Their blatant lack of intelligence and reasoning aside, it’s obvious that Quentin DonkeyPunch meant for these people to represent the modern movie going audience. Normally, when making an observation, I try not to use the word ‘obvious’. But DirtPlucker is about as subtle as a bag of broken glass dragged along someone’s ballsack.

I want to recap things one more time before I put the big fuck you cherry on top of the garbage cake. We have a bunch of characters and events that are completely absurd, yet there’s deeper meanings underneath most of what’s going on. In between these moments, we have to put up with boredom in it’d purist form. What’s worse than a boring, pretentious movie? How about one that completely destroys it’s own premise?

This ‘No Reason’ speech happens in the first five minutes of the movie. It didn’t even get started and it already fucked itself up. I had to show this part at the end, because when I saw it in the beginning, I got really tripped up over what I was watching. Forget how boring the movie is, forget that it’s deliberately absurd, this one speech renders everything Quentin DickPuller wanted this movie to be completely moot.

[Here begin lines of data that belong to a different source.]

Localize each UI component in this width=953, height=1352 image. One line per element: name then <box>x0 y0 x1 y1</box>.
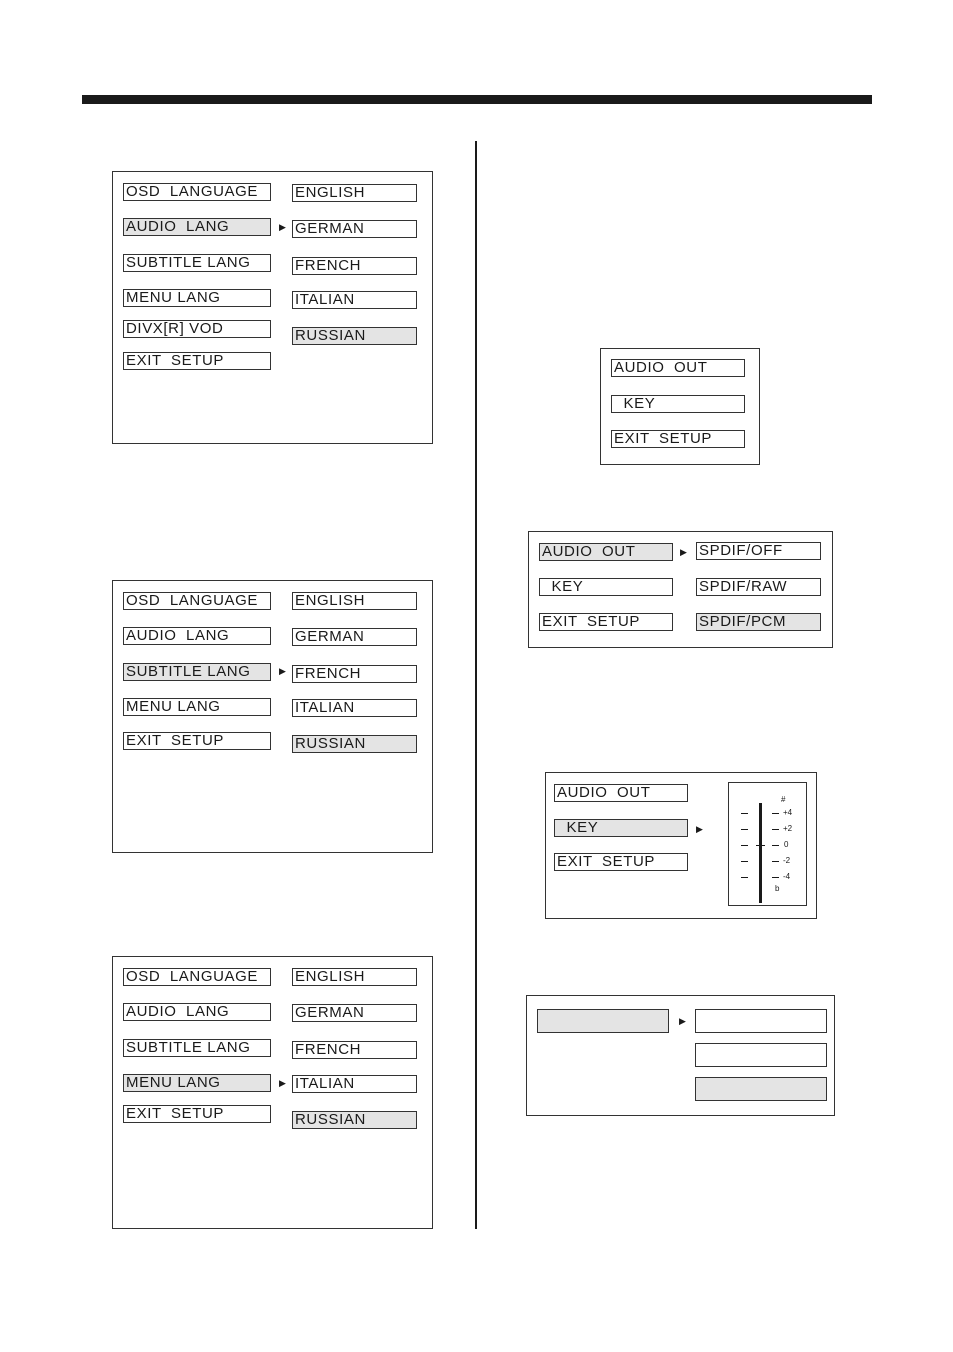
key-pitch-scale[interactable] <box>728 782 807 906</box>
blank-option-3[interactable] <box>695 1077 827 1101</box>
menu-item-exit-setup[interactable]: EXIT SETUP <box>611 430 745 448</box>
option-russian[interactable]: RUSSIAN <box>292 735 417 753</box>
option-german[interactable]: GERMAN <box>292 628 417 646</box>
menu-item-menu-lang[interactable]: MENU LANG <box>123 1074 271 1092</box>
option-spdif-raw[interactable]: SPDIF/RAW <box>696 578 821 596</box>
scale-tick-left <box>741 861 748 862</box>
option-french[interactable]: FRENCH <box>292 665 417 683</box>
menu-item-audio-lang[interactable]: AUDIO LANG <box>123 1003 271 1021</box>
scale-label-minus4: -4 <box>783 872 791 881</box>
option-english[interactable]: ENGLISH <box>292 592 417 610</box>
selection-arrow-icon: ▶ <box>279 1078 286 1088</box>
option-french[interactable]: FRENCH <box>292 257 417 275</box>
option-italian[interactable]: ITALIAN <box>292 699 417 717</box>
scale-current-marker <box>756 845 765 846</box>
selection-arrow-icon: ▶ <box>279 222 286 232</box>
option-french[interactable]: FRENCH <box>292 1041 417 1059</box>
blank-option-2[interactable] <box>695 1043 827 1067</box>
menu-item-audio-out[interactable]: AUDIO OUT <box>554 784 688 802</box>
scale-label-zero: 0 <box>784 840 789 849</box>
blank-menu-item[interactable] <box>537 1009 669 1033</box>
scale-label-plus4: +4 <box>783 808 793 817</box>
scale-label-plus2: +2 <box>783 824 793 833</box>
blank-option-1[interactable] <box>695 1009 827 1033</box>
menu-item-exit-setup[interactable]: EXIT SETUP <box>123 732 271 750</box>
language-setup-panel-audio <box>112 171 433 444</box>
flat-symbol: b <box>775 884 780 893</box>
scale-label-minus2: -2 <box>783 856 791 865</box>
option-english[interactable]: ENGLISH <box>292 968 417 986</box>
menu-item-menu-lang[interactable]: MENU LANG <box>123 698 271 716</box>
key-adjust-panel <box>545 772 817 919</box>
scale-tick-right <box>772 813 779 814</box>
language-setup-panel-subtitle <box>112 580 433 853</box>
menu-item-osd-language[interactable]: OSD LANGUAGE <box>123 183 271 201</box>
option-spdif-pcm[interactable]: SPDIF/PCM <box>696 613 821 631</box>
language-setup-panel-menu <box>112 956 433 1229</box>
scale-tick-right <box>772 845 779 846</box>
menu-item-audio-out[interactable]: AUDIO OUT <box>539 543 673 561</box>
menu-item-subtitle-lang[interactable]: SUBTITLE LANG <box>123 663 271 681</box>
top-rule <box>82 95 872 104</box>
audio-out-options-panel <box>528 531 833 648</box>
audio-setup-panel <box>600 348 760 465</box>
option-italian[interactable]: ITALIAN <box>292 1075 417 1093</box>
option-italian[interactable]: ITALIAN <box>292 291 417 309</box>
scale-tick-right <box>772 829 779 830</box>
menu-item-exit-setup[interactable]: EXIT SETUP <box>123 352 271 370</box>
menu-item-audio-out[interactable]: AUDIO OUT <box>611 359 745 377</box>
sharp-symbol: # <box>781 795 786 804</box>
menu-item-key[interactable]: KEY <box>554 819 688 837</box>
column-divider <box>475 141 477 1229</box>
menu-item-audio-lang[interactable]: AUDIO LANG <box>123 627 271 645</box>
option-german[interactable]: GERMAN <box>292 1004 417 1022</box>
selection-arrow-icon: ▶ <box>279 666 286 676</box>
option-russian[interactable]: RUSSIAN <box>292 1111 417 1129</box>
menu-item-exit-setup[interactable]: EXIT SETUP <box>554 853 688 871</box>
scale-tick-left <box>741 877 748 878</box>
scale-tick-right <box>772 861 779 862</box>
scale-tick-left <box>741 829 748 830</box>
menu-item-subtitle-lang[interactable]: SUBTITLE LANG <box>123 1039 271 1057</box>
menu-item-exit-setup[interactable]: EXIT SETUP <box>123 1105 271 1123</box>
menu-item-exit-setup[interactable]: EXIT SETUP <box>539 613 673 631</box>
menu-item-divx-vod[interactable]: DIVX[R] VOD <box>123 320 271 338</box>
option-russian[interactable]: RUSSIAN <box>292 327 417 345</box>
scale-tick-right <box>772 877 779 878</box>
menu-item-menu-lang[interactable]: MENU LANG <box>123 289 271 307</box>
option-english[interactable]: ENGLISH <box>292 184 417 202</box>
selection-arrow-icon: ▶ <box>679 1016 686 1026</box>
menu-item-key[interactable]: KEY <box>611 395 745 413</box>
option-spdif-off[interactable]: SPDIF/OFF <box>696 542 821 560</box>
blank-options-panel <box>526 995 835 1116</box>
scale-tick-left <box>741 813 748 814</box>
selection-arrow-icon: ▶ <box>680 547 687 557</box>
option-german[interactable]: GERMAN <box>292 220 417 238</box>
scale-axis <box>759 803 762 903</box>
menu-item-osd-language[interactable]: OSD LANGUAGE <box>123 968 271 986</box>
menu-item-subtitle-lang[interactable]: SUBTITLE LANG <box>123 254 271 272</box>
selection-arrow-icon: ▶ <box>696 824 703 834</box>
menu-item-audio-lang[interactable]: AUDIO LANG <box>123 218 271 236</box>
scale-tick-left <box>741 845 748 846</box>
menu-item-key[interactable]: KEY <box>539 578 673 596</box>
menu-item-osd-language[interactable]: OSD LANGUAGE <box>123 592 271 610</box>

The very premise of what this asshole is saying is wrong. He lists off a bunch of plot points that have no reason to them, yet every single one of them does, in fact, have a reason. Including his brilliant observation that we can’t see the air around us. This little factoid could be settled with an 8th graders science book. When you say shit like that, it’s not deep, complex thought, it’s fucking ignorance.

What is the point of the speech is deliberately misleading? Wouldn’t that set things straight? No…not at all. Much of the movie does relies on this idea of ‘no reason’, yet when things start getting all deep and shit, it puts the premise aside to do whatever the fuck it wants. It feels like this whole ‘no reason’ bullshit is just a bandaide that Quentin DungPillow can put over scenes that didn’t work the way he wanted.

This was the first time I ever had to wonder if I was watching the movie correctly. I wasn’t sure when I should and shouldn’t actively think. If I saw something that seemed important, I’d be reminded that I wasn’t supposed to think about it, yet when I stopped pick out the details I felt like I was missing something. I was so beaten by doubt and boredom that when the movie ended, I needed a few minutes to remind myself that I’m not some dumb schmuck. If I can understand the plots of David Lynch movies, then it can only be Quentin DampPussy’s failure as a filmmaker that was fucking me up.

In the end, even the movie gets sick of itself. An elaborate plan goes into motion to destroy the tire, yet our hero cockbag, decides the better course of action is to say ‘fuck it’ and just shoot the damn thing. Then, just because DillPaws didn’t think we hated him enough, the tire resurrects as a tricycle and rides away.

This man, this ass slurping dickatee, is still making movies. We need to stop him. He should be considered a terrorist and a national threat. I’m pretty sure showing prisoner Rubber, along with waterboarding, was banned as an interrogation technique at Guantanamo Bay. This movie changed my life the same way a Priest changes an Altar boy’s. If I never see it again, it’ll be too soon.